Both Hypnotic Records and DVS Records have stopped pressing both pof these efforts. You’ll be able to find the original pressings on-line used, but you’ll end up paying at least double for one of these used initial versions. But, if you’re not too worried about having the first version, you won’t second guess adding these rather beautiful albums to your collection. Of course, there isn’t anything new that will make these worth buying over the other versions. These are both barebones versions of the original performances captured in the studio.

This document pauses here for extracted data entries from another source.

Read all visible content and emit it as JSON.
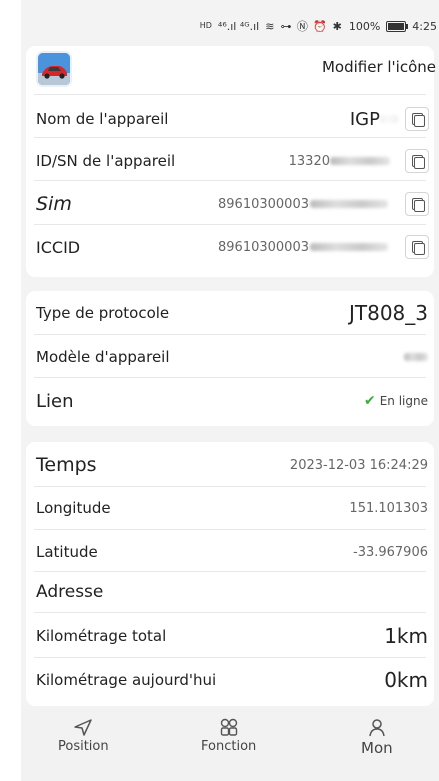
{
  "status_bar": {
    "sim_tags": "HD",
    "signal": "⁴⁶.ıl ⁴ᴳ.ıl",
    "wifi": "≋",
    "icons": "⊶ Ⓝ ⏰ ✱",
    "battery_percent": "100%",
    "battery_level": 1.0,
    "time": "4:25"
  },
  "device_card": {
    "edit_icon_label": "Modifier l'icône",
    "thumbnail_icon": "car-icon",
    "rows": [
      {
        "label": "Nom de l'appareil",
        "value": "IGP",
        "copy_icon": "copy-icon"
      },
      {
        "label": "ID/SN de l'appareil",
        "value": "13320",
        "copy_icon": "copy-icon"
      },
      {
        "label": "Sim",
        "value": "89610300003",
        "copy_icon": "copy-icon"
      },
      {
        "label": "ICCID",
        "value": "89610300003",
        "copy_icon": "copy-icon"
      }
    ]
  },
  "protocol_card": {
    "protocol_label": "Type de protocole",
    "protocol_value": "JT808_3",
    "model_label": "Modèle d'appareil",
    "link_label": "Lien",
    "link_status": "En ligne",
    "link_status_icon": "check-icon"
  },
  "location_card": {
    "time_label": "Temps",
    "time_value": "2023-12-03 16:24:29",
    "longitude_label": "Longitude",
    "longitude_value": "151.101303",
    "latitude_label": "Latitude",
    "latitude_value": "-33.967906",
    "address_label": "Adresse",
    "total_km_label": "Kilométrage total",
    "total_km_value": "1km",
    "today_km_label": "Kilométrage aujourd'hui",
    "today_km_value": "0km"
  },
  "tabbar": {
    "tabs": [
      {
        "label": "Position",
        "icon": "navigation-arrow-icon"
      },
      {
        "label": "Fonction",
        "icon": "grid-apps-icon"
      },
      {
        "label": "Mon",
        "icon": "user-icon"
      }
    ]
  },
  "colors": {
    "background": "#f3f3f3",
    "card": "#ffffff",
    "online_check": "#3aae3a",
    "thumbnail": "#3f8ad6"
  }
}
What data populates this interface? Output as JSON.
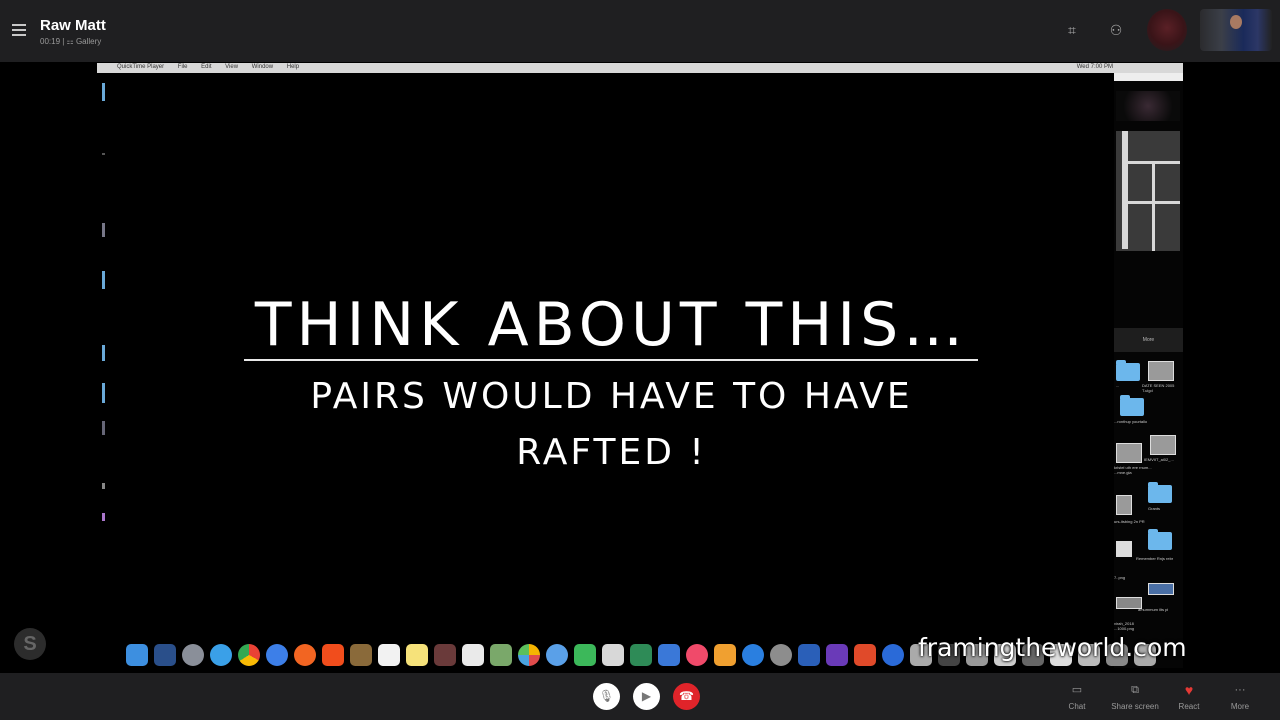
{
  "meeting": {
    "title": "Raw Matt",
    "subtitle": "00:19 | ⚏ Gallery"
  },
  "share": {
    "menu": [
      "QuickTime Player",
      "File",
      "Edit",
      "View",
      "Window",
      "Help"
    ],
    "status": "Wed 7:00 PM"
  },
  "slide": {
    "title": "THINK ABOUT THIS…",
    "line1": "PAIRS WOULD HAVE TO HAVE",
    "line2": "RAFTED !"
  },
  "right_panel": {
    "more_label": "More",
    "files": [
      "...",
      "DATE SEEN 2005 T.ulgd",
      "...ronthup yourtallo",
      "IEMVIIT_ai02_...",
      "kristel uth ere rnum... ...mne.gia",
      "Grants",
      "urs-itsbing 2n PR",
      "Remember Rnjs rebr",
      "7..png",
      "amummum ilts pi",
      "virah_2018 ...1000.png"
    ]
  },
  "watermark": "framingtheworld.com",
  "badge": "S",
  "controls": {
    "mic": "🎙",
    "camera": "▶",
    "hangup": "☎"
  },
  "bottom": {
    "chat": "Chat",
    "share_screen": "Share screen",
    "react": "React",
    "more": "More",
    "more_glyph": "···"
  },
  "colors": {
    "hangup": "#e0242a",
    "bar": "#1f1f21",
    "folder": "#6cb7ec"
  }
}
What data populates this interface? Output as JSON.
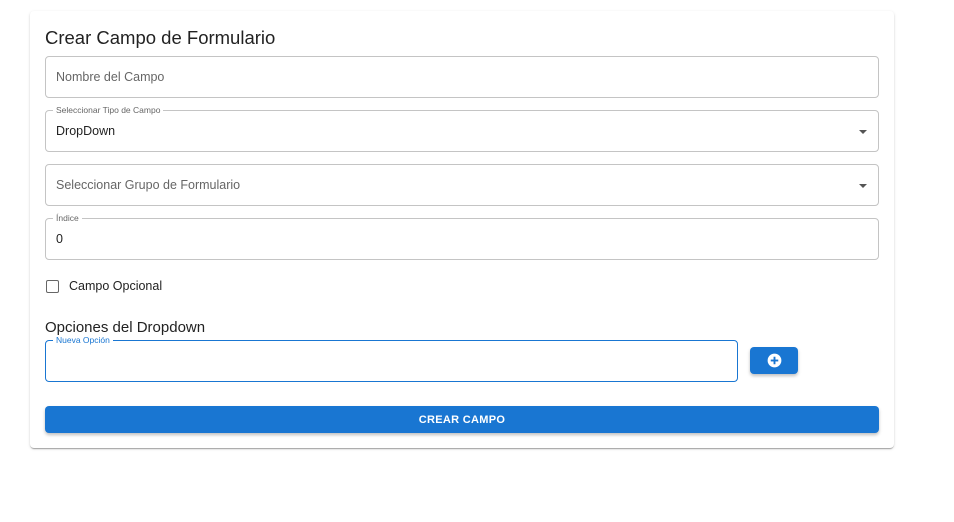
{
  "form": {
    "title": "Crear Campo de Formulario",
    "name_field": {
      "placeholder": "Nombre del Campo"
    },
    "type_field": {
      "label": "Seleccionar Tipo de Campo",
      "value": "DropDown"
    },
    "group_field": {
      "placeholder": "Seleccionar Grupo de Formulario"
    },
    "index_field": {
      "label": "Índice",
      "value": "0"
    },
    "optional_checkbox": {
      "label": "Campo Opcional",
      "checked": false
    },
    "dropdown_section": {
      "title": "Opciones del Dropdown",
      "new_option_field": {
        "label": "Nueva Opción",
        "value": ""
      },
      "add_button_icon": "plus-circle-icon"
    },
    "submit_label": "CREAR CAMPO"
  },
  "colors": {
    "primary": "#1976d2",
    "border": "#c4c4c4",
    "text": "#222222"
  }
}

Both albums feature re-worked artwork, and are remixed by Yannick St-Amand, as well as remastered by Jens Bogren. Due to this, the material just sounds a lot more crisp, as well as catchy to both the seasoned veteran, as well as new listener. In the case of Food for Thought Substitute, this is a great thing. The slightly less digital sound gives the music of the album a little extra bite and richness, though he cymbals can carry a bit of washout. However, this is a superb album from start to finish. The soothing music is met with varying degrees of energy, as well as passion and beauty. Unfortunately, that atmosphere doesn’t translate to Primal Power Addiction. The music is much tighter and rather crisp. Again there’s some remixing at work, but the cymbals do end up washed out a lot more. This one relies more on technicality, and ends up more aggressive as well. It’s a nice addition to the collection, but chances are good you won’t spend as much time with this album as you will their debut.
If you’re looking to expand your Progressive Metal library, experiencing the early sounds of Heaven’s Cry is a nice direction to go, especially since both their first albums are now available once more. Considering the band broke up for a few years shortly after Primal Power Addiction, you get the chance to experience the first generation of the group all at once for a reasonable price, as well as how the band intended it to be according to vocalist Pierre St-Jean. So, when 2013 hits, be sure to keep an eye out for these two long lost albums to hit store shelves once more.